Fighting indifference is the first step to ending the global migration crisis

Published: 5 May 2015 16:11 CET

By Joelle Tanguy, IFRC undersecretary general

For millions of Europeans, the Mediterranean conjures visions of temperate breezes, treasures of antiquity and tranquil waters. But for hundreds of thousands of people coming to Europe and millions back in their homeland, the Mediterranean is now seen as a deadly border, a mass grave. How can we accept with indifference that view of the world and the little empathy or sympathy the migrants’ plight inspires?

Last year, the number of people forced to flee their homes across the world exceeded 50 million for the first time since the Second World War. Over 5,000 people are believed to have died while attempting to cross the Mediterranean to Europe in the last 18 months. Since January, 1,750 people have died en route from Libya to Lampedusa, making it the deadliest migrant route in the world. The catastrophe on April 18, 2015 in which a boat carrying 800 migrants capsized represents the single largest loss of life on the Mediterranean.

The numbers of those attempting to cross are swelling. This weekend alone – in what became the biggest rescue operation of the year – almost 7,000 migrants were rescued from overcrowded boats doing the perilous journey, including a baby girl born after the rescue on an Italian navy ship.

They were fleeing conflict and poverty in parts of Africa, the Middle East and Asia; seeking opportunities for a better and safer life for themselves and their families.

What happened to these stranded migrants on what could have been their last, deadly journey? They were returned to war-torn Libya actually. Most likely they will take the risk again and human traffickers will continue to thrive on the chaos to profit from their aspirations to find safety, prosperity and dignity.

On the same weekend, thousands of miles away, a joint military-police task force discovered the mass grave containing at least 30 bodies in Thailand, near the border with Malaysia. These migrants from Myanmar and Bangladesh, trafficked across the Andaman Sea, starved to death or died of disease while held by traffickers who were awaiting payment of ransoms before smuggling them into Malaysia.

These tragedies illustrate a larger, global crisis unfolding on all continents. Red Cross and Red Crescent volunteers are often on the front-line of efforts to provide assistance and protection to vulnerable migrants. They enjoy great support from host communities however poor they may be. In Sicily for example, local communities have demonstrated such wonderful humanity, hospitality and solidarity with the migrants. Why doesn’t the world feel the same way?

With global mobility on the rise, partly fuelled by large scale urbanisation, economic disparities and protracted conflicts, the international community is repeatedly proving its inability to address the plight of the most vulnerable migrants around the world.

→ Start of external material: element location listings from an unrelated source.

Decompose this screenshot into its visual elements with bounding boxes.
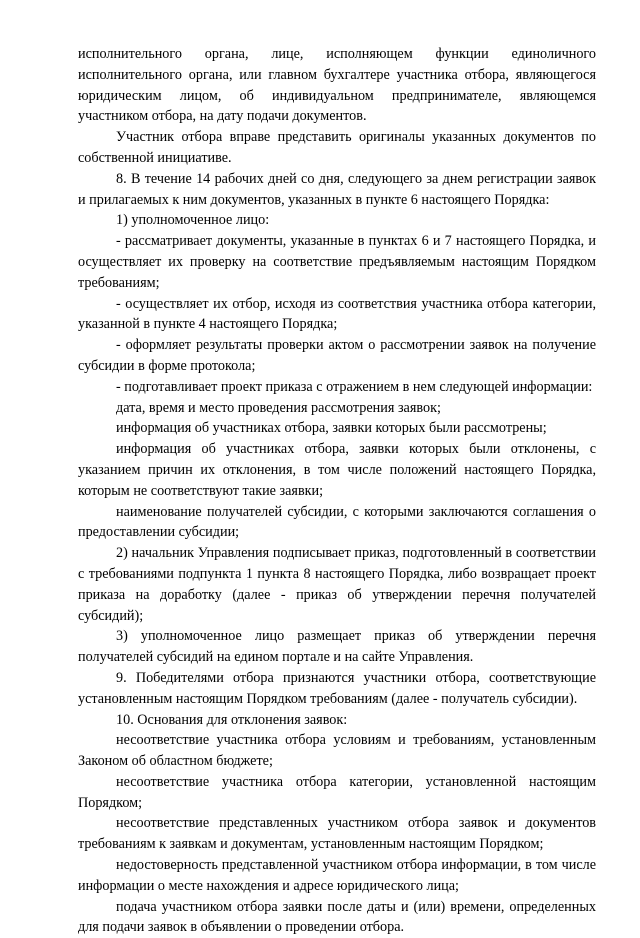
paragraph-subitem-1: 1) уполномоченное лицо: [116, 212, 270, 229]
paragraph-recipients-names: наименование получателей субсидии, с которыми заключаются соглашения о предоставлении субсидии; [78, 503, 596, 541]
paragraph-reason-false-info: недостоверность представленной участником отбора информации, в том числе информации о месте нахождения и адресе юридического лица; [78, 857, 596, 894]
paragraph-date-time-place: дата, время и место проведения рассмотрения заявок; [116, 399, 441, 416]
paragraph-dash-protocol: - оформляет результаты проверки актом о рассмотрении заявок на получение субсидии в форме протокола; [78, 337, 596, 374]
paragraph-reason-documents: несоответствие представленных участником отбора заявок и документов требованиям к заявкам и документам, установленным настоящим Порядком; [78, 815, 596, 853]
paragraph-subitem-2: 2) начальник Управления подписывает приказ, подготовленный в соответствии с требованиями подпункта 1 пункта 8 настоящего Порядка, либо возвращает проект приказа на доработку (далее - приказ об утверждении перечня получателей субсидий); [78, 545, 596, 624]
paragraph-reason-category: несоответствие участника отбора категории, установленной настоящим Порядком; [78, 773, 596, 811]
paragraph-dash-selection: - осуществляет их отбор, исходя из соответствия участника отбора категории, указанной в пункте 4 настоящего Порядка; [78, 295, 596, 333]
paragraph-item-10: 10. Основания для отклонения заявок: [116, 711, 348, 728]
paragraph-rejected-info: информация об участниках отбора, заявки которых были отклонены, с указанием причин их отклонения, в том числе положений настоящего Порядка, которым не соответствуют такие заявки; [78, 441, 596, 499]
paragraph-dash-draft-order: - подготавливает проект приказа с отражением в нем следующей информации: [116, 378, 593, 395]
paragraph-item-8: 8. В течение 14 рабочих дней со дня, следующего за днем регистрации заявок и прилагаемых к ним документов, указанных в пункте 6 настоящего Порядка: [78, 170, 596, 208]
paragraph-reviewed-info: информация об участниках отбора, заявки которых были рассмотрены; [116, 420, 547, 437]
paragraph-reason-law: несоответствие участника отбора условиям и требованиям, установленным Законом об областном бюджете; [78, 732, 596, 770]
paragraph-dash-review: - рассматривает документы, указанные в пунктах 6 и 7 настоящего Порядка, и осуществляет их проверку на соответствие предъявляемым настоящим Порядком требованиям; [78, 233, 596, 291]
paragraph-subitem-3: 3) уполномоченное лицо размещает приказ об утверждении перечня получателей субсидий на едином портале и на сайте Управления. [78, 628, 596, 666]
paragraph-continuation: исполнительного органа, лице, исполняющем функции единоличного исполнительного органа, или главном бухгалтере участника отбора, являющегося юридическим лицом, об индивидуальном предпринимателе, являющемся участником отбора, на дату подачи документов. [78, 46, 596, 125]
paragraph-item-9: 9. Победителями отбора признаются участники отбора, соответствующие установленным настоящим Порядком требованиям (далее - получатель субсидии). [78, 669, 596, 707]
paragraph-originals: Участник отбора вправе представить оригиналы указанных документов по собственной инициативе. [78, 129, 596, 166]
paragraph-reason-late: подача участником отбора заявки после даты и (или) времени, определенных для подачи заявок в объявлении о проведении отбора. [78, 898, 596, 936]
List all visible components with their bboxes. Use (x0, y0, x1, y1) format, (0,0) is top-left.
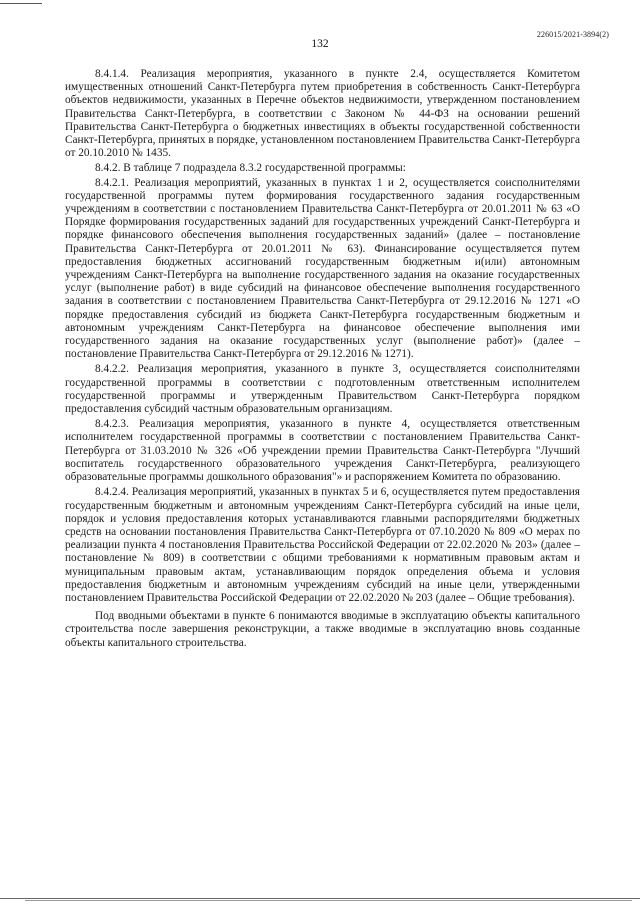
paragraph-8-4-2-1: 8.4.2.1. Реализация мероприятий, указанных в пунктах 1 и 2, осуществляется соисполнителями государственной программы путем формирования государственного задания государственным учреждениям в соответствии с постановлением Правительства Санкт-Петербурга от 20.01.2011 № 63 «О Порядке формирования государственных заданий для государственных учреждений Санкт-Петербурга и порядке финансового обеспечения выполнения государственных заданий» (далее – постановление Правительства Санкт-Петербурга от 20.01.2011 № 63). Финансирование осуществляется путем предоставления бюджетных ассигнований государственным бюджетным и(или) автономным учреждениям Санкт-Петербурга на выполнение государственного задания на оказание государственных услуг (выполнение работ) в виде субсидий на финансовое обеспечение выполнения государственного задания в соответствии с постановлением Правительства Санкт-Петербурга от 29.12.2016 № 1271 «О порядке предоставления субсидий из бюджета Санкт-Петербурга государственным бюджетным и автономным учреждениям Санкт-Петербурга на финансовое обеспечение выполнения ими государственного задания на оказание государственных услуг (выполнение работ)» (далее – постановление Правительства Санкт-Петербурга от 29.12.2016 № 1271). (65, 176, 580, 361)
scan-bottom-edge-secondary (25, 900, 632, 901)
document-body (65, 68, 580, 651)
document-reference-number: 226015/2021-3894(2) (536, 30, 609, 39)
top-edge-rule (0, 3, 42, 4)
paragraph-8-4-2-4: 8.4.2.4. Реализация мероприятий, указанных в пунктах 5 и 6, осуществляется путем предоставления государственным бюджетным и автономным учреждениям Санкт-Петербурга субсидий на иные цели, порядок и условия предоставления которых устанавливаются главными распорядителями бюджетных средств на основании постановления Правительства Санкт-Петербурга от 07.10.2020 № 809 «О мерах по реализации пункта 4 постановления Правительства Российской Федерации от 22.02.2020 № 203» (далее – постановление № 809) в соответствии с общими требованиями к нормативным правовым актам и муниципальным правовым актам, устанавливающим порядок определения объема и условия предоставления бюджетным и автономным учреждениям субсидий на иные цели, утвержденными постановлением Правительства Российской Федерации от 22.02.2020 № 203 (далее – Общие требования). (65, 486, 580, 604)
paragraph-8-4-2-2: 8.4.2.2. Реализация мероприятия, указанного в пункте 3, осуществляется соисполнителями государственной программы в соответствии с подготовленным ответственным исполнителем государственной программы и утвержденным Правительством Санкт-Петербурга порядком предоставления субсидий частным образовательным организациям. (65, 363, 580, 416)
paragraph-input-objects: Под вводными объектами в пункте 6 понимаются вводимые в эксплуатацию объекты капитального строительства после завершения реконструкции, а также вводимые в эксплуатацию вновь созданные объекты капитального строительства. (65, 610, 580, 649)
paragraph-8-4-1-4: 8.4.1.4. Реализация мероприятия, указанного в пункте 2.4, осуществляется Комитетом имущественных отношений Санкт-Петербурга путем приобретения в собственность Санкт-Петербурга объектов недвижимости, указанных в Перечне объектов недвижимости, утвержденном постановлением Правительства Санкт-Петербурга, в соответствии с Законом № 44-ФЗ на основании решений Правительства Санкт-Петербурга о бюджетных инвестициях в объекты государственной собственности Санкт-Петербурга, принятых в порядке, установленном постановлением Правительства Санкт-Петербурга от 20.10.2010 № 1435. (65, 68, 580, 160)
paragraph-8-4-2-3: 8.4.2.3. Реализация мероприятия, указанного в пункте 4, осуществляется ответственным исполнителем государственной программы в соответствии с постановлением Правительства Санкт-Петербурга от 31.03.2010 № 326 «Об учреждении премии Правительства Санкт-Петербурга "Лучший воспитатель государственного образовательного учреждения Санкт-Петербурга, реализующего образовательные программы дошкольного образования"» и распоряжением Комитета по образованию. (65, 418, 580, 484)
paragraph-8-4-2: 8.4.2. В таблице 7 подраздела 8.3.2 государственной программы: (95, 162, 406, 175)
page-number: 132 (311, 38, 329, 50)
scan-bottom-edge (0, 898, 640, 899)
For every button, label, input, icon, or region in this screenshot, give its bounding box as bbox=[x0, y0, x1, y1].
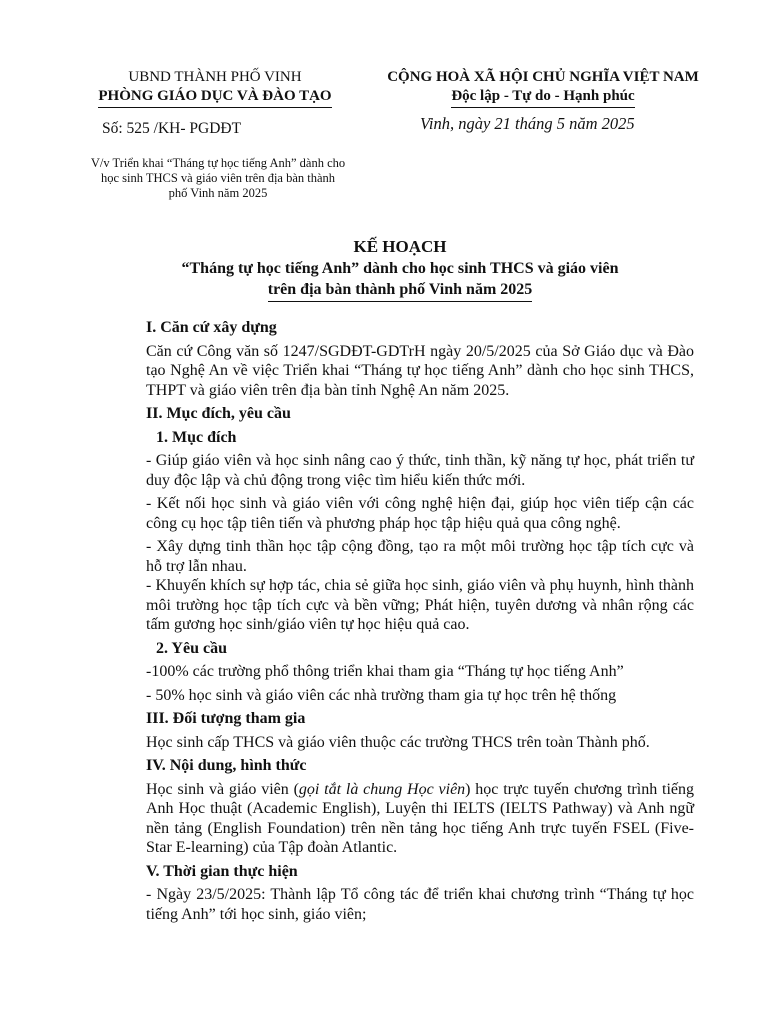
subject-line: phố Vinh năm 2025 bbox=[168, 186, 268, 200]
subsection-heading: 2. Yêu cầu bbox=[156, 639, 227, 657]
document-subject bbox=[82, 156, 354, 201]
document-date: Vinh, ngày 21 tháng 5 năm 2025 bbox=[420, 114, 635, 133]
bullet: - Kết nối học sinh và giáo viên với công nghệ hiện đại, giúp học viên tiếp cận các công cụ học tập tiên tiến và phương pháp học tập hiệu quả qua công nghệ. bbox=[146, 495, 694, 532]
document-number: Số: 525 /KH- PGDĐT bbox=[102, 120, 242, 137]
title-subtitle: trên địa bàn thành phố Vinh năm 2025 bbox=[268, 279, 533, 302]
subject-line: V/v Triển khai “Tháng tự học tiếng Anh” dành cho bbox=[90, 156, 346, 170]
issuer-city: UBND THÀNH PHỐ VINH bbox=[128, 69, 302, 85]
bullet: - Xây dựng tinh thần học tập cộng đồng, tạo ra một môi trường học tập tích cực và hỗ trợ lẫn nhau. bbox=[146, 538, 694, 575]
section-heading: II. Mục đích, yêu cầu bbox=[146, 405, 291, 422]
paragraph: Học sinh cấp THCS và giáo viên thuộc các trường THCS trên toàn Thành phố. bbox=[146, 733, 650, 751]
national-motto-block bbox=[358, 68, 728, 108]
title-heading: KẾ HOẠCH bbox=[353, 237, 447, 256]
plan-title bbox=[130, 236, 670, 302]
bullet: -100% các trường phổ thông triển khai tham gia “Tháng tự học tiếng Anh” bbox=[146, 663, 624, 680]
section-heading: I. Căn cứ xây dựng bbox=[146, 319, 277, 336]
bullet: - Ngày 23/5/2025: Thành lập Tổ công tác để triển khai chương trình “Tháng tự học tiếng Anh” tới học sinh, giáo viên; bbox=[146, 886, 694, 923]
issuer-department: PHÒNG GIÁO DỤC VÀ ĐÀO TẠO bbox=[98, 87, 331, 108]
section-heading: IV. Nội dung, hình thức bbox=[146, 757, 307, 774]
bullet: - Giúp giáo viên và học sinh nâng cao ý thức, tinh thần, kỹ năng tự học, phát triển tư duy độc lập và chủ động trong việc tìm hiểu kiến thức mới. bbox=[146, 452, 694, 489]
section-heading: V. Thời gian thực hiện bbox=[146, 862, 298, 880]
title-subtitle: “Tháng tự học tiếng Anh” dành cho học sinh THCS và giáo viên bbox=[181, 260, 619, 277]
bullet: - 50% học sinh và giáo viên các nhà trường tham gia tự học trên hệ thống bbox=[146, 686, 617, 704]
paragraph: Căn cứ Công văn số 1247/SGDĐT-GDTrH ngày 20/5/2025 của Sở Giáo dục và Đào tạo Nghệ An về việc Triển khai “Tháng tự học tiếng Anh” dành cho học sinh THCS, THPT và giáo viên trên địa bàn tỉnh Nghệ An năm 2025. bbox=[146, 342, 694, 399]
issuer-block bbox=[70, 68, 360, 108]
bullet: - Khuyến khích sự hợp tác, chia sẻ giữa học sinh, giáo viên và phụ huynh, hình thành môi trường học tập tích cực và bền vững; Phát hiện, tuyên dương và nhân rộng các tấm gương học sinh/giáo viên tự học hiệu quả cao. bbox=[146, 577, 694, 633]
italic-note: gọi tắt là chung Học viên bbox=[298, 780, 466, 798]
section-heading: III. Đối tượng tham gia bbox=[146, 710, 306, 727]
subsection-heading: 1. Mục đích bbox=[156, 428, 237, 446]
document-body bbox=[146, 318, 694, 924]
subject-line: học sinh THCS và giáo viên trên địa bàn thành bbox=[100, 171, 336, 185]
paragraph: Học sinh và giáo viên (gọi tắt là chung Học viên) học trực tuyến chương trình tiếng Anh Học thuật (Academic English), Luyện thi IELTS (IELTS Pathway) và Anh ngữ nền tảng (English Foundation) trên nền tảng học tiếng Anh trực tuyến FSEL (Five-Star E-learning) của Tập đoàn Atlantic. bbox=[146, 780, 695, 856]
country-name: CỘNG HOÀ XÃ HỘI CHỦ NGHĨA VIỆT NAM bbox=[387, 69, 699, 85]
motto: Độc lập - Tự do - Hạnh phúc bbox=[451, 87, 634, 108]
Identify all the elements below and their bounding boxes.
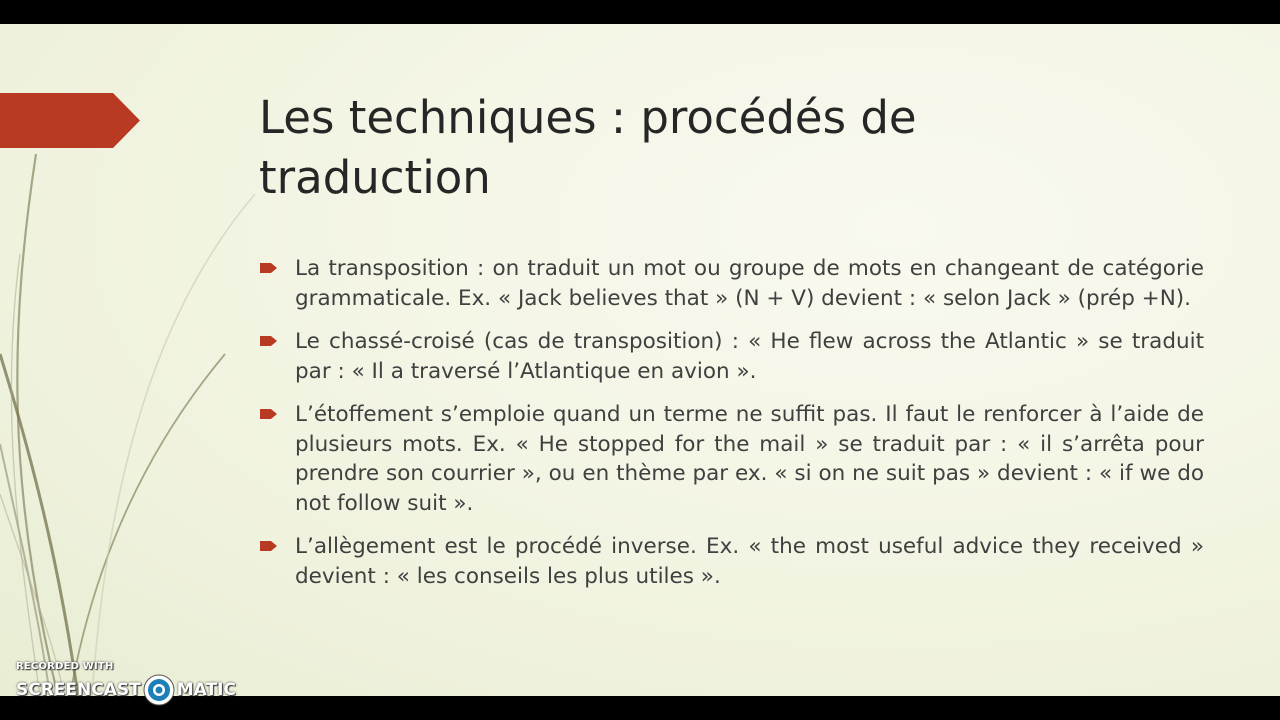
bullet-text: L’allègement est le procédé inverse. Ex. « the most useful advice they received » devient : « les conseils les plus utiles ». [295, 534, 1204, 589]
bullet-text: La transposition : on traduit un mot ou groupe de mots en changeant de catégorie grammaticale. Ex. « Jack believes that » (N + V) devient : « selon Jack » (prép +N). [295, 256, 1204, 311]
bullet-list [258, 254, 1204, 605]
bullet-item [258, 327, 1204, 386]
arrow-bullet-icon [260, 262, 278, 274]
arrow-bullet-icon [260, 335, 278, 347]
watermark-recorded-with: RECORDED WITH [16, 661, 114, 672]
bullet-item [258, 254, 1204, 313]
slide-title: Les techniques : procédés de traduction [259, 91, 917, 204]
arrow-bullet-icon [260, 540, 278, 552]
arrow-bullet-icon [260, 408, 278, 420]
presentation-slide [0, 24, 1280, 696]
screencast-o-matic-logo-icon [142, 673, 176, 707]
bullet-item [258, 400, 1204, 518]
bullet-text: Le chassé-croisé (cas de transposition) : « He flew across the Atlantic » se traduit par : « Il a traversé l’Atlantique en avion ». [295, 329, 1204, 384]
screencast-watermark [16, 661, 236, 707]
bullet-text: L’étoffement s’emploie quand un terme ne suffit pas. Il faut le renforcer à l’aide de plusieurs mots. Ex. « He stopped for the mail » se traduit par : « il s’arrêta pour prendre son courrier », ou en thème par ex. « si on ne suit pas » devient : « if we do not follow suit ». [295, 402, 1204, 516]
bullet-item [258, 532, 1204, 591]
title-arrow-tab [0, 93, 140, 148]
watermark-brand [16, 673, 236, 707]
watermark-word-right: MATIC [176, 680, 236, 700]
watermark-word-left: SCREENCAST [16, 680, 141, 700]
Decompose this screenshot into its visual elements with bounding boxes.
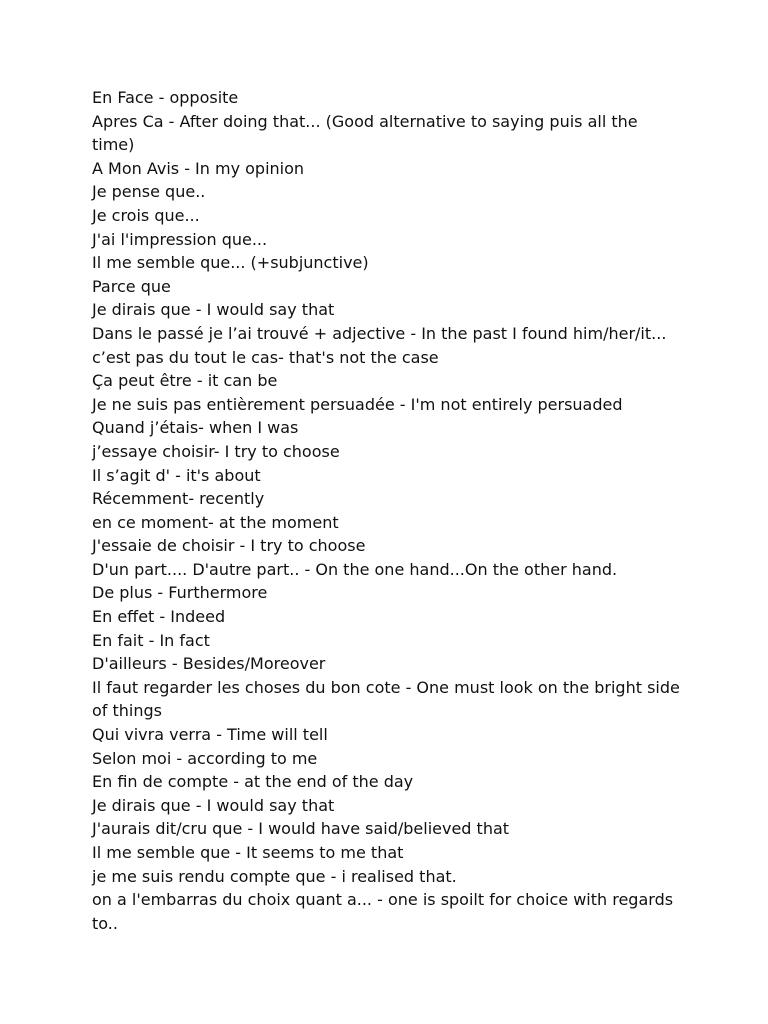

All migrants share with us dreams of a life of dignity and prosperity. Many are running simply to stay alive. Many meet tragedy and indifference to their suffering and aspirations.

The public narrative around migrants is at fault. Their plight is ignored and potential is obscured in the rush to portray them as a cloaked threat, woven in a confused security and economic discourse that fuels hatred and indifference.

There is an urgent need to challenge the acceptance of these deadly journeys, to understand the causes and consequences, to find humane and effective ways of enhancing their protection, and finding solutions to the crisis at hand.

Find the migrant in you. We are all seeking life of dignity and prosperity.